One top priority for big company CFOs this year will be to cut the costs of financial management processes. Wait! Haven’t we seen this movie already? These costs have already been slashed over the past decade. Finance managers: prepare yourselves for “The Hangover Part III.”
Recent APQC research confirms that a growing number of CFOs and their counterparts in operations are considering plans for ERP consolidation. This means standardizing processes, data, and technology, as well as reducing the number of ERP systems and ERP instances across the enterprise. This, in turn, can open the door to significant efficiency gains in financial processes such as payables processing, general accounting, and financial reporting.
APQC has learned that senior managers feel their investments in ERP—and ongoing investments to get the best possible value from such systems—are fraught with challenge. In many cases, the issue is due largely to the proliferation of multiple, individualized platforms. For a variety of reasons—especially expansion via acquisitions—most enterprises are straining under the weight of multiple ERP systems and inconsistent process and data models from one business unit to the next.

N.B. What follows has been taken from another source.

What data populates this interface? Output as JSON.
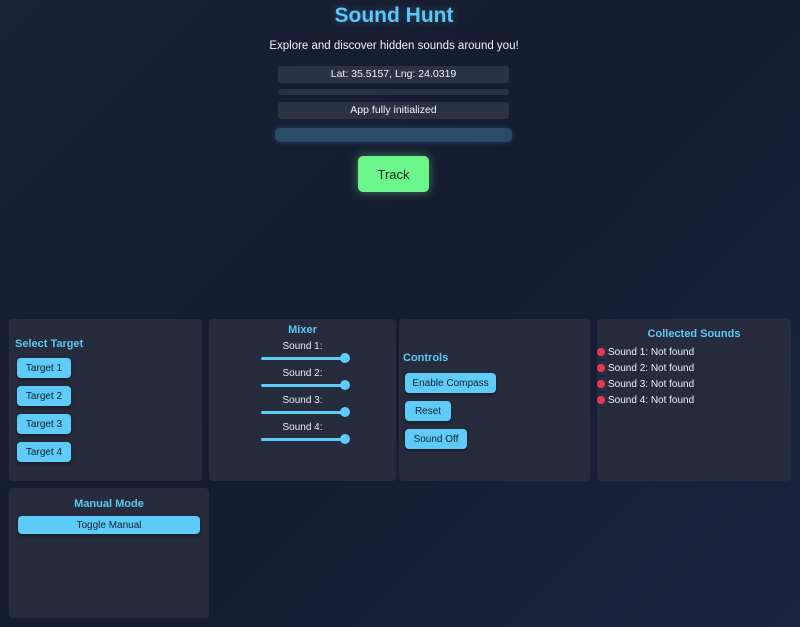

For its study and resultant white paper, ERP Consolidation: The Rationale Is Growing Stronger, APQC launched a survey asking people to describe the burden created by such complexity. The survey responses point to a clear value proposition—in terms of business value, not just IT department efficiency—to be gained by embarking on a journey toward increased enterprise harmonization enabled through ERP consolidation.
Survey takers ranked the biggest problems created by their current ERP landscapes:
- 60 percent said a convoluted ERP environment hurts the business by making it hard to access high-quality data fast enough to effectively support decision making.
- 53 percent said they suffer from poor cross-enterprise collaboration and coordination.
- 52 percent complained about sub-optimized processes that in turn lead to lower-than-desired operational performance in terms of costs, cycle times, resource waste, and misalignment of human capital.
Clearly, most organizations have been either “kicking the can down the road” or failing in efforts to get more strategic value from their ERP investments. That’s disconcerting given the increased competitive pressures in many sectors today. A well-configured and dynamic ERP environment—accompanied by a mature approach to business process management—can surely make a difference in an organization’s ability to compete by enabling faster time-to-market and faster time-to-value, among other things.